Она поднялась и повела Джона к окну, выходившему во внутренний двор старых конюшен.
— Вот, — сказала она.
Он посмотрел в окно — там на мощеном булыжником дворе впритык к стене стоял автомобиль, новенький темно-синий «вольво-универсал».
— Это и есть подарок? — переспросил он.
— Да. Ты не возражаешь?
— Конечно, не возражаю. Это же чудо…
— Я подумала, что полиция так прицепилась к твоему старому, да и вообще он свое отслужил…
— Но это же целое состояние.
— Не преувеличивай. Но может, ты предпочел бы какой-нибудь другой? Я просто подумала, что с детьми…
— Идеально.
— Тебе нравится цвет? Можно ведь поменять… Он оторвался от окна и поцеловал ее.
— Ты так добра ко мне, — произнес он.
— Какое ж это добро быть доброй, когда любишь.
— Добра? Да что я — ты щедра!
— И не щедра. Чем же я могу тебя одарить, когда все, что есть у меня, и так твое?
Хотя Паула уже освободила один из своих встроенных шкафов для вещей Джона, которые накапливались здесь, оба они имели достаточно четкое представление о приличиях и понимали, что открыто смогут жить вместе не ранее чем через несколько месяцев, поэтому, когда дети вернулись от тестя, Джон снова переехал в Холланд-Парк. Паула, однако, взяла на себя ведение дома. Она наняла детям няню — и не какую-нибудь, а норлендскую, и отыскала хорошую работницу, которая убирала, стирала и гладила. Паула следила за тем, чтобы Том не ушел в школу в понедельник без денег на обед, а по четвергам не забывал плавки, чтобы Анна ходила в балетную студию по вторникам во второй половине дня, а на занятия по классу фортепьяно — по субботам утром. Все это не только позволило Джону заняться своей новой деятельностью в качестве члена парламента, но и вернуться к адвокатской практике.

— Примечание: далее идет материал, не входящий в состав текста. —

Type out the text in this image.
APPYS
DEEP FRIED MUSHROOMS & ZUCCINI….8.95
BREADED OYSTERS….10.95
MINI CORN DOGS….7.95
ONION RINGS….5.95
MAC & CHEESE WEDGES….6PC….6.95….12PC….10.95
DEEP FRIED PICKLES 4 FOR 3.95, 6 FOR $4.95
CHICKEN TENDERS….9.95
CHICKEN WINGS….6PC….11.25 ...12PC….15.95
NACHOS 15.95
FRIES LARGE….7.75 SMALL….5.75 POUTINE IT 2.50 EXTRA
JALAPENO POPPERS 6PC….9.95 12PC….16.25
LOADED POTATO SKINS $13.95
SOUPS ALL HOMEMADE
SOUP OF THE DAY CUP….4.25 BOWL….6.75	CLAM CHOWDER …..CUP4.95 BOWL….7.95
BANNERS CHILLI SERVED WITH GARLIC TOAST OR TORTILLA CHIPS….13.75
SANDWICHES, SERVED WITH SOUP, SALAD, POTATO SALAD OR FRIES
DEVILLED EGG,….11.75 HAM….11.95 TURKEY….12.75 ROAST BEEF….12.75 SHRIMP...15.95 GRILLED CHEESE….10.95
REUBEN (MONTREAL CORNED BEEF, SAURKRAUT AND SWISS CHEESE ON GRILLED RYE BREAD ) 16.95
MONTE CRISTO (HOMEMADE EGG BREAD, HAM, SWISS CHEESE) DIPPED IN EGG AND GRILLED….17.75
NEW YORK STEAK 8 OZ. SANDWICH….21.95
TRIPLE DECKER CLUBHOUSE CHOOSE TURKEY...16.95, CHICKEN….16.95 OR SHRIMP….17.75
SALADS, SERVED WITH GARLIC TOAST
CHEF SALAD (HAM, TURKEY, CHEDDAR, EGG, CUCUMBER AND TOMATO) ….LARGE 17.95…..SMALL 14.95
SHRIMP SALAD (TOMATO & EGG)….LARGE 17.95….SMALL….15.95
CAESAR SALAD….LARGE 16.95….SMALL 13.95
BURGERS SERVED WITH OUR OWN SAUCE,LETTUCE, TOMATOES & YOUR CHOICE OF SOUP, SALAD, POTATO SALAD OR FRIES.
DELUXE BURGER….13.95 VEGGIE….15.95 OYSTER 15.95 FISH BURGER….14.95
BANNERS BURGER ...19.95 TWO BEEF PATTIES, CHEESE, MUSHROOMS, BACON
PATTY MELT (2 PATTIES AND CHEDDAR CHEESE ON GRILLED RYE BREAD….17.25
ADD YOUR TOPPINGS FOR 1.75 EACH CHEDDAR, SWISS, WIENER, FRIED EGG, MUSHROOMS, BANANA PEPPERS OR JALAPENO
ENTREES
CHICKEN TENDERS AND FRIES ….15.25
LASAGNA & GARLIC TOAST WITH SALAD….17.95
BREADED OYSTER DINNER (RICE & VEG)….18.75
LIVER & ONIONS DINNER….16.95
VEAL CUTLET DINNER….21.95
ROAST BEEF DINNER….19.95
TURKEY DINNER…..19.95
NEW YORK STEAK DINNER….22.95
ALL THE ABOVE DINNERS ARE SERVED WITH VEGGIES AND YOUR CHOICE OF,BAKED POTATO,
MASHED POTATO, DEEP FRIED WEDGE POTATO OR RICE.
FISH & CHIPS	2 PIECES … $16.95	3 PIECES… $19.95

Единственным минусом в этой идеально организованной жизни было настроение детей. Похоже, только вернувшись домой и увидев вместо матери двух незнакомых женщин, они впервые осознали, что Клэр умерла. Дети ничего не сказали, но всю их веселость как рукой сняло. Они бродили бледные, унылые и какие-то смущенные. Джон, не привыкший видеть их такими ухоженными и неестественно вежливыми, держался с ними как со взрослыми, детей и его сковывало присутствие Паулы и няни. Всякий раз, когда удавалось выкроить время, он старался вырваться домой, но он сам и все остальные не понимали зачем, и это только прибавляло неловкости в отношениях. То же самое происходило и по воскресеньям. Джон положил себе за правило этот день целиком посвящать семье, но голова его была забита таким множеством дел, что вынужденное безделье и необходимость часами смотреть, как Том гоняет на велосипеде по Холланд-Парку или Анна качается на качелях, только раздражали.
Раздражало его — по другим причинам — и то, что он жил отдельно от Паулы. Они вместе обедали в палате общин или в ресторанах, расположенных неподалеку от Вестминстера, и два-три раза в неделю по дороге домой он заезжал к ней. Но теперь после тяжелого рабочего дня к делам в конторе прибавились ведь и парламентские обязанности, он зачастую бывал измотан, ему все труднее было отрываться в час ночи от нежной, теплой, душистой Паулы, опять натягивать надоевший костюм и мчаться в Холланд-Парк. Не нравилось ему и то, что утром за завтраком приходилось созерцать за столом няню, это длинное чучело. В итоге они решили с Паулой, что полгода — срок достаточный для соблюдения приличий и с субботы, 3 августа, они съедутся, а чтобы ничего не осложнять — зарегистрируют брак в Приннет-Парке.
Глава шестая
Вскоре после открытия парламентской сессии к Джону в палату общин зашли инспектор уголовной полиции Томпсон и сержант Симмс. С ними был еще третий в штатском, инспектор Блэкетт из «отряда розыска убийц» Скотланд-Ярда.
— Мы вынуждены были обратиться в Скотланд-Ярд, сэр, — объяснил Томпсон, — потому что, честно говоря, сами не далеко продвинулись.
С лондонскими детективами Джон был знаком: ему не раз случалось вызывать их для перекрестного допроса в качестве свидетелей. Если Томпсон походил на фермера, то Блэкетт, рябой, с тяжелым лицом, являл собой классический тип уголовника, и, когда он заговорил, Джон тут же уловил знакомые нотки, этакий наигранно-почтительный тон, каким эти видавшие виды детективы говорят с членами коллегии адвокатов.
— Темное дельце, сэр, — сказал он Джону.